Akin to the Ustashi movement nailed by the Australian authorities in the 1960s, this latest crop of insurgents arrested in Melbourne has been charged with participating in paramilitary training in remote areas of Australia, planning to produce bombs, and having access to firearms and funding for their nefarious operations. The charges also relate to their planning acts of terror using explosives.

Like the anti-terror initiatives currently being used in Britain and the U.S., the Australian government has gone for the religious extremist jugular by seeking to nail the voices that stir the terrorists’ blood: their spiritual leaders. They have arrested an Algerian cleric, Abdul Nacer Benbrika, aka Abu Bakr, having earlier withdrawn his passport. Abu Bakr is reputed to be both the Melbourne terrorist group’s imam and its prime organizer.

Although the Australian authorities have been able to break this particular terrorist cell before it wreaked its wretched havoc on the city of Melbourne, one is forced to consider just how many other such cells are embedded around this vast island nation.

Over 200 million Muslims populate the Indonesian archipelago. Any Islamic extremist could find a haven in this island complex while awaiting safe passage to the land down under. Almost a hundred Aussies have already been slaughtered by Islamic terrorists within Indonesia in the Bali massacre.

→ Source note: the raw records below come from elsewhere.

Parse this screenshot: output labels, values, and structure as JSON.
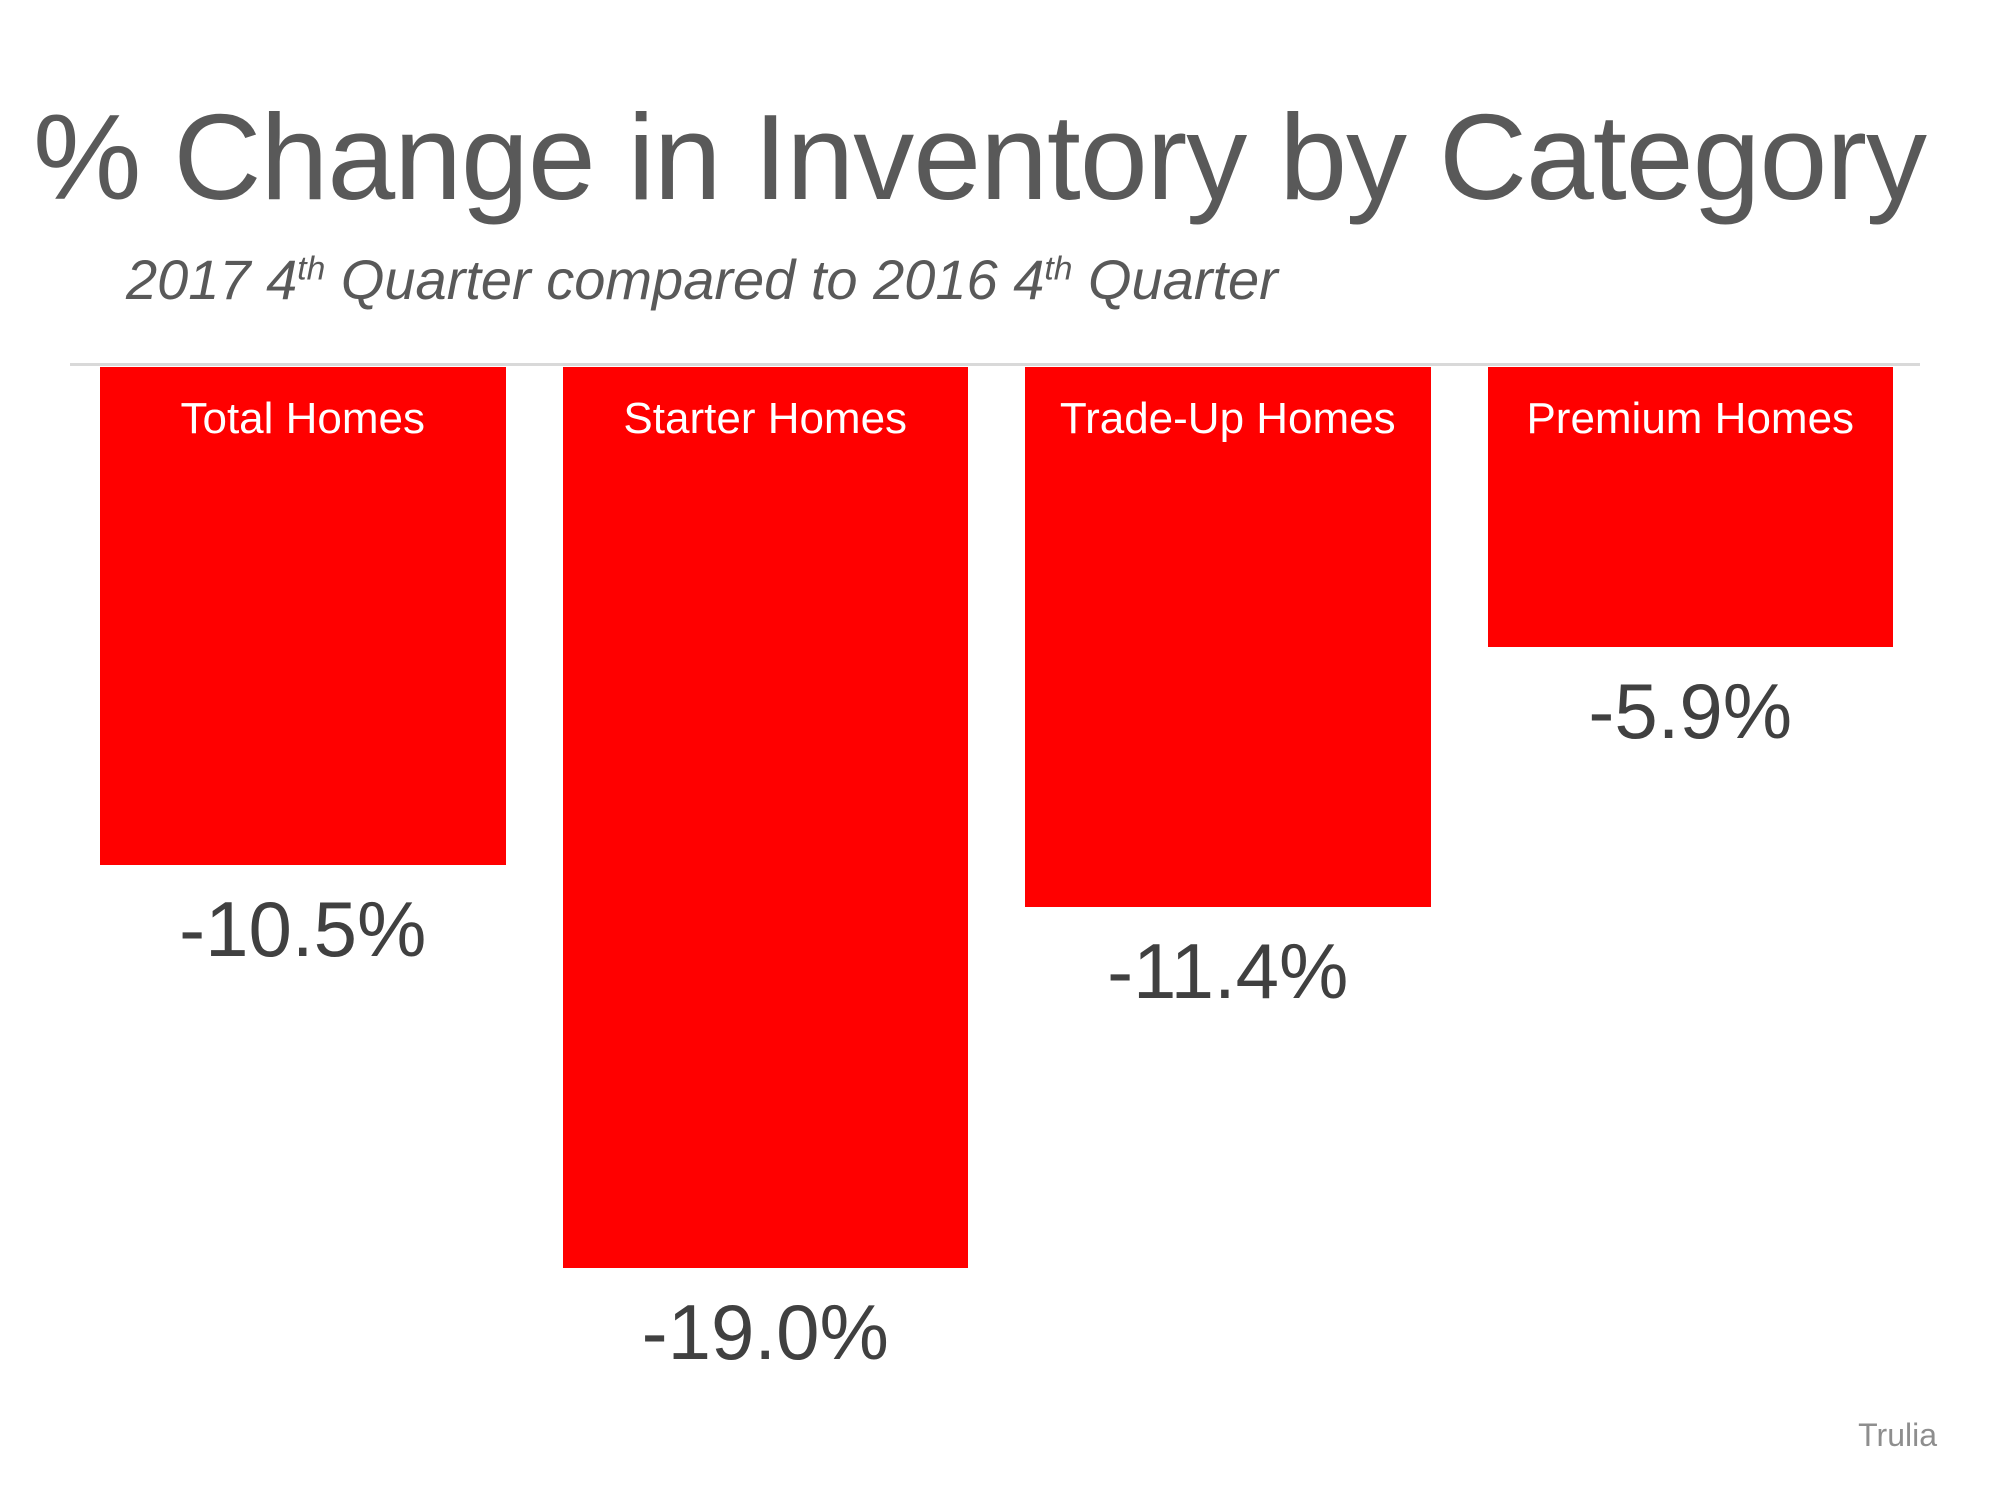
{
  "chart_data": {
    "type": "bar",
    "title": "% Change in Inventory by Category",
    "subtitle": "2017 4th Quarter compared to 2016 4th Quarter",
    "subtitle_segments": [
      {
        "text": "2017 4"
      },
      {
        "text": "th",
        "sup": true
      },
      {
        "text": " Quarter compared to 2016 4"
      },
      {
        "text": "th",
        "sup": true
      },
      {
        "text": " Quarter"
      }
    ],
    "categories": [
      "Total Homes",
      "Starter Homes",
      "Trade-Up Homes",
      "Premium Homes"
    ],
    "values": [
      -10.5,
      -19.0,
      -11.4,
      -5.9
    ],
    "value_labels": [
      "-10.5%",
      "-19.0%",
      "-11.4%",
      "-5.9%"
    ],
    "series_name": "% change in inventory, 2017 Q4 vs 2016 Q4",
    "source": "Trulia",
    "xlabel": "",
    "ylabel": "",
    "ylim": [
      -20,
      0
    ],
    "grid": "off",
    "legend": "none",
    "bars_direction": "downward-from-top-baseline",
    "colors": {
      "bar": "#ff0000",
      "category_label": "#ffffff",
      "value_label": "#404040",
      "title": "#595959",
      "subtitle": "#595959",
      "baseline": "#d9d9d9",
      "source": "#8e8e8e",
      "background": "#ffffff"
    }
  }
}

Yet Australia’s greatest challenge is not so much keeping extremist imams and their terrorist protégés from now migrating into the country. The most significant terrorist potential lies within the hearts of extremist Islamic Australian citizens already embedded within the country, the sons of earlier migrants, who speak with an Aussie twang, but who never assimilated into Australian society. This is the stranger within Australias gates mentioned in Deuteronomy 28:43!

Match that prophecy with that of Deuteronomy 32:25, and it is clear to those with a perspective on the biblical identity of Australia and on prophecy for these times that the future does not bode well for Australia in respect of this terrorist threat. If you want to know why, turn to Leviticus 26 and read verses 14-16. That’s not a message for the faint-hearted. Nevertheless it’s the binding reality of our day.